Analisando casos concretos, exemplos reais, históricos, podemos citar primeiro a própria situação da política brasileira, partindo de nossa realidade. Hoje o governo de centroesquerda do PT governa para os capitalistas melhor do que a própria direita. No entanto, é preciso que exista uma oposição de direita que seja uma alternativa institucional no caso de seu desgaste. Mas nem todos se identificam com a oposição de direita, muitos formulam a sua crítica à esquerda e para que o processo não seja caótico e possa ser vigiado de perto, tolera-se uma oposição de esquerda legal, que, além de outras coisas, enfraquece politicamente a burocracia no poder e acaba ajudando a classe dominante a moderar os seus apetites, a reduzir a sua força e, portanto, sua autonomia em relação aos seus senhores, obrigando-a, desse modo, a negociar e a se enquadrar ao que são os interesses dominantes, mesmo que não seja essa a intenção dos que lutam; uma outra consequência, essa positiva do ponto de vista imediato para os trabalhadores, é que a partir da pressão pela esquerda é possível forçar o governo a realizar concessões pontuais necessárias à classe trabalhadora, o que alivia sua situação de penúria, mas que, do ponto de vista histórico, garante que o sistema não imploda, que o tecido social não se rompa. O elemento mais progressivo que pode deixar uma semente para uma conjuntura catastrófica é a educação revolucionária, que está na divulgação das ideias socialistas, nas palavras-de-ordem e na experiência de luta. É esse elemento que pode agir no sentido da ruptura; inclusive, o elemento mais subjetivo, as ideias, que se tornam força material nos momentos de crise.
Outro caso é o de Lênin na Revolução Russa. Ele era de longe o elemento político mais perigoso para o capitalismo. No entanto, o governo alemão não hesitou em fazer um acordo com ele, pois seria mais um agitador para enfraquecer a Rússia na guerra contra a própria Alemanha. A questão é que, diferente do que o imperialismo alemão esperava, os bolcheviques conseguiram realmente cumprir aquilo que prometeram (isto não era dado, era até improvável, mas aconteceu) e aí, logo em seguida, o imperialismo teve que atacar o governo revolucionário. A destruição provocada pela guerra civil conseguiu conter o avanço revolucionário e a vitória definitiva.

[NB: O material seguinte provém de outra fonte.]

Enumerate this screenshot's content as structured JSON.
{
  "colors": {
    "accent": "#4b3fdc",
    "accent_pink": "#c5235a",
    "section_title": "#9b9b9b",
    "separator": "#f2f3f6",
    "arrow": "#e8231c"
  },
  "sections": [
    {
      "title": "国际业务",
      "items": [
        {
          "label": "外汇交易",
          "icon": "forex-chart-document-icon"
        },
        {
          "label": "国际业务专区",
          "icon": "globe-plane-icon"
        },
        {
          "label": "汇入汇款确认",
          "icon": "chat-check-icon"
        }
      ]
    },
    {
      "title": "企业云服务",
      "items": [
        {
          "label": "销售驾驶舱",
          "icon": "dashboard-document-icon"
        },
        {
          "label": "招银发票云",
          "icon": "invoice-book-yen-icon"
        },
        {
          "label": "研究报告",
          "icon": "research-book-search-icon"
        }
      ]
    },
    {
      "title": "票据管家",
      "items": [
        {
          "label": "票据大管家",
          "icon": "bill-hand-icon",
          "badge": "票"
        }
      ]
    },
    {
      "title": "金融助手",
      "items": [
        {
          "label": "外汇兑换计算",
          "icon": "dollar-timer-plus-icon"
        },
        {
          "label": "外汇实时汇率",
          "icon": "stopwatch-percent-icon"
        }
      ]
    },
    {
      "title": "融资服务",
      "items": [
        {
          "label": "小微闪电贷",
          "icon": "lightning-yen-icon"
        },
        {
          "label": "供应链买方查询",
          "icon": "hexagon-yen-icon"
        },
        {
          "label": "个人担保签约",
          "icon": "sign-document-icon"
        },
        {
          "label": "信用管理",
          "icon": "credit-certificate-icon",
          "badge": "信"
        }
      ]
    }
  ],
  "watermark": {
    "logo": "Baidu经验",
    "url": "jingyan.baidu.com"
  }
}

Desse modo, podemos concluir que os donos do poder jogam com todas peças do tabuleiro. Eles jogam com as suas cartas e com as cartas nas mãos do adversário. Se isso dá certo sempre é outra questão. Mas funciona na maioria das vezes. Somente em momentos de crise aguda e profunda é que a situação pode fugir do controle e o acaso pode influenciar decisivamente no sentido oposto ao que fora planejado por quem domina. As falhas do sistema também são conhecidas por quem a tudo e a todos controla. Tudo se resume então a se essa capacidade de controle estará ativa no momento de falha sistêmica grave.